新法人を設立 DMO目指す 島田市観光協会代表理事/柴田亘氏【本音インタビュー】

 「観光地経営」の考え方に基づく大井川流域の活性化に向け、島田市観光協会は本年度から一般社団法人として新たなスタートを切った。今後、観光庁の観光地域づくり法人(DMO)登録を目指す。事業方針や目指す姿を聞いた。

柴田亘氏
柴田亘氏


 -新法人設立、DMOを目指す目的は。
 「島田市は地方創生戦略の柱に観光を通じた交流人口拡大、いわゆる『稼ぐ観光』を掲げ、初の観光戦略プラン(2021年1月~25年度)を策定した。法人は観光地経営を担うマネジャーの役割を担う。法人格を持つことで自前の資金調達や契約が可能になるほか、補助金、交付金の活用幅も広がり国の支援が充実する観光庁の登録DMOは最適な組織の姿と考える」
 -島田市の現状をどう捉えているか。
 「お茶や蓬莱[ほうらい]橋などの歴史資源、大井川鉄道のきかんしゃトーマス号、川根本町まで足を伸ばせば奥大井湖上駅など大井川流域には多くの資源があり、空港、新東名高速道路など交通網も充実している。一方でまだエリア全体の認知度が低く、魅力的なコンテンツの量も不足気味。宿泊が少なく滞在時間が短い点も課題。客数、客単価の両方を伸ばす上でこれらの課題に対応するアクションが必要だ」
 -どんな事業を行うか。
 「継続事業や既存の収益事業の強化に加え、情報発信、商品開発、流通促進を新たな柱とする。商品開発では販路まで一気通貫した事業者のサポートを通じ、観光消費の拡大を図る。自主財源の確保や人的リソースなど組織の内部的な課題にも目を向ける。
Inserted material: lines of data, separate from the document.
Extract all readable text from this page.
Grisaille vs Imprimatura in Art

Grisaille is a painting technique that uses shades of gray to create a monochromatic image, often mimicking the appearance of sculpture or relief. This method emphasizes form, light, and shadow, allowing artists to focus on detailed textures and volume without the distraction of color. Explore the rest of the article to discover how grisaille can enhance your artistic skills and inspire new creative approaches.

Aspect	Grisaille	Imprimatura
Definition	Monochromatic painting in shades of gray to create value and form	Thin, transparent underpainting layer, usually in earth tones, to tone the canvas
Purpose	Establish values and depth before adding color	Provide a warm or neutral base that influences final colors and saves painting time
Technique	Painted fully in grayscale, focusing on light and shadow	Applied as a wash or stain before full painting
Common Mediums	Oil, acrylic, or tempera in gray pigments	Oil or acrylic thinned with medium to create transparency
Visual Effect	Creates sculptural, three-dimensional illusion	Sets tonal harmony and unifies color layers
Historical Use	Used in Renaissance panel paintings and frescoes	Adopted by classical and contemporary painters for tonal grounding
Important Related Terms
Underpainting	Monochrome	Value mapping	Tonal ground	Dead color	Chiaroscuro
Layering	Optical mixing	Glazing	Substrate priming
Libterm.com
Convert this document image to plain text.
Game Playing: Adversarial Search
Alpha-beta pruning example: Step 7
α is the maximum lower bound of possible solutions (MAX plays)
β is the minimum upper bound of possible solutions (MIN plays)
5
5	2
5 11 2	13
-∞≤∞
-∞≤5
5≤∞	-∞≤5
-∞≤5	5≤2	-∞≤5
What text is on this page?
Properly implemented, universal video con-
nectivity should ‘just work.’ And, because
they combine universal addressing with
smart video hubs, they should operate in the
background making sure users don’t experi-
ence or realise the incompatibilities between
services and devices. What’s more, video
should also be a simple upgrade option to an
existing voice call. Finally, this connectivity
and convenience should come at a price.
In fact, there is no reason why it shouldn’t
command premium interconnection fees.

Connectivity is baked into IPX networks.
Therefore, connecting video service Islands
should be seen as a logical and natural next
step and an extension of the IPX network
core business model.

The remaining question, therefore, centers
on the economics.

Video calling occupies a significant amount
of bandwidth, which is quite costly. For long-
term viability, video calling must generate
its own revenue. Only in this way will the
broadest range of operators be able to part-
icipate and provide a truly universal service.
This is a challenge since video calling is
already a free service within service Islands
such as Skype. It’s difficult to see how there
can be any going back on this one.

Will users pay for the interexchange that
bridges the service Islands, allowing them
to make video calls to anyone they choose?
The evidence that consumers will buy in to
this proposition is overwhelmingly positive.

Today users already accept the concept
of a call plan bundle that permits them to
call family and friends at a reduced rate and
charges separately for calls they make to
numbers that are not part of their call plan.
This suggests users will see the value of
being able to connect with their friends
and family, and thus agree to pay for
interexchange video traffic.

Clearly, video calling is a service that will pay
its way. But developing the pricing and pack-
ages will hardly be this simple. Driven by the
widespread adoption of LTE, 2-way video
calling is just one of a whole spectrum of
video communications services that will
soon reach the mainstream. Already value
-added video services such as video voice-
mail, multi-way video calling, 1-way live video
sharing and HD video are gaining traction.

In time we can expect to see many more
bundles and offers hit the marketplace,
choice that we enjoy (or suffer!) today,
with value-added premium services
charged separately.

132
自治体の観光予算はそう簡単に増えない。地域の金融機関との連携や幅広いプレーヤーの参画など、多様な手段を組み合わせて組織の自立を目指す」
 -新型コロナが与える影響と、将来の展望は。
 「観光ビジネスは過去に経験のないレベルまで落ち込んでいるが、観光には根源的な需要があり、新しいスタイルも増えてきた。KADODE OOIGAWAの開業はJA大井川、大鉄、市、中日本高速道路の4者連携で進め、官民が前を向いて挑戦する事例となった。協会の一人一人がプレーヤーとなって知恵を出し合い、流域全体で機運を盛り上げたい」

 しばた・わたる 広告代理店や通信販売会社を経て2015年にエクリプス日高に入社、同年から大井川鉄道に転籍した。19年5月から同社取締役副社長。島田市在住。42歳。